Watch a few videos of a Centurion and an Olifant Mk1B driving over an obstacle, and you will see this is the case as stated by Armscor themselves.

The suspension was redone because the Mk1B is approaching twice the speed of the Centurion, and at 58 tons, is about 7 tons heavier.

Mounting a 120mm is definitely not a function of it's weight or suspension.

On the turret ring.
This I cannot say definitively. I do know the original Centurion turret ring was about 1.9m.

But consider the following:

GT1 - ? (possibly 20 pounder fitted to Centurions as purchased?)
GT2 - 90mm (Eland/Ratel)
GT3 - 105mm L7 for Olifant Mk1A
GT4 - 76mm (Rooikat-76)
GT5 - ?
GT6 - Smoothbore 120mm, upgradeable to 140mm for the TTD
GT7 - 105mm (GT3 development for Rooikat 105mm)
GT8 - Upgraded 105mm for Olifant Mk1B?
GT9 - Smoothbore 120mm for TTD (3 produced?)
GT10 - ?
Gt11 - ?
GT12 - Lightweight low recoil 120mm for the Rooikat 120

This is one of the few descriptions I've seen, but it is from the internet, so should be treated with caution:

Quote:
The 120 mm smoothbore tank gun GT 9 has been developed by LIW for installation in MBTs in the 40 to 80 tonne class. The weapon was developed as a technology project to establish this capability in South Africa with development of 120 mm ammunition being carried out in parallel.
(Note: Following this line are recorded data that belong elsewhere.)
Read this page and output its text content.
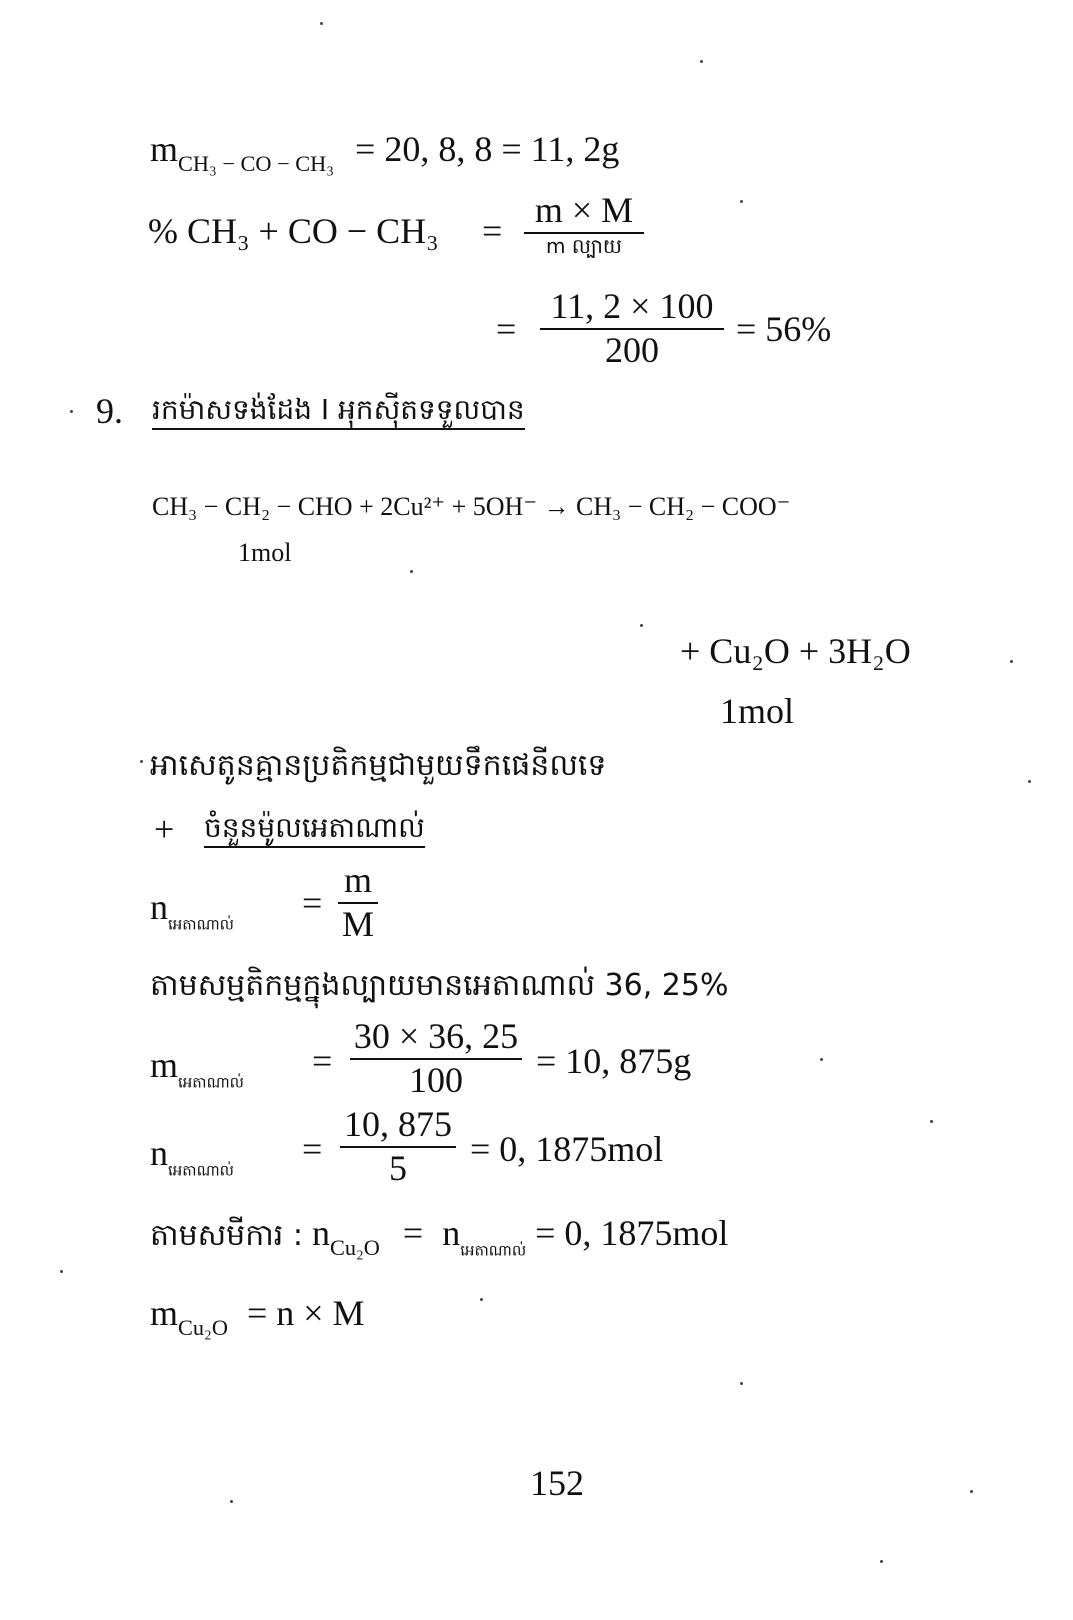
$m_{CH_3 - CO - CH_3} = 20$, 8, 8 = 11, 2g
% CH₃ + CO − CH₃ =
m × M
m ល្បាយ
=
11, 2 × 100
200
= 56%
9. រកម៉ាសទង់ដែង I អុកស៊ីតទទួលបាន
CH₃ − CH₂ − CHO + 2Cu²⁺ + 5OH⁻ → CH₃ − CH₂ − COO⁻
1mol
+ Cu₂O + 3H₂O
1mol
អាសេតូនគ្មានប្រតិកម្មជាមួយទឹកផេនីលទេ
+ ចំនួនម៉ូលអេតាណាល់
$n_{អេតាណាល់}$
=
m
M
តាមសម្មតិកម្មក្នុងល្បាយមានអេតាណាល់ 36, 25%
$m_{អេតាណាល់}$
=
30 × 36, 25
100	= 10, 875g
$n_{អេតាណាល់}$
=
10, 875
5	= 0, 1875mol
តាមសមីការ : $n_{Cu_2O} = n_{អេតាណាល់} = 0$, 1875mol
$m_{Cu_2O} = n \times M$
152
The GT 9 has a concentric hydraulic recoil system with separate eccentric hydropneumatic recuperators which are housed in the breech ring. The breech is of the semi-automatic type with a vertical sliding breech block.

The breech block is opened by means of a cam during run-up and the cartridge stub is ejected by means of two extractors. The cam can be set to manual mode which then prevents cartridge ejection during run-up. This facilitates the sealing of the system during BC warfare. A guardrail, incorporating a cartridge deflector, is mounted around the rear of the gun.

The barrel has a bayonet type thread to facilitate fast assembly and is autofrettaged in the high pressure regions to allow for the use of high pressure ammunition.

The 120 mm/52 calibre barrel is also fitted with a bore evacuator and a thermal shield with the latter having an efficiency in excess of 80 per cent. Provision has been made for the possible installation of a muzzle reference system and it is also possible to fit a muzzle brake.

The gun has been designed for use with ammunition using a semi-combustible cartridge case with a metal sealing stub.

Main weapon caliber (mm) 120
Barrel length (calibres) 53
Weight (kg) 3000
Recoil force (kg) 4000
Recoil stroke (mm) 400



There are plenty of vehicles, such as the Rooikat and Centauro, that have had 120mm guns developed or mounted for them.
These vehicles weigh less than half the Olifant, and are wheeled to boot.

So it certainly isn't a function of the suspension nor weight of the Olifant.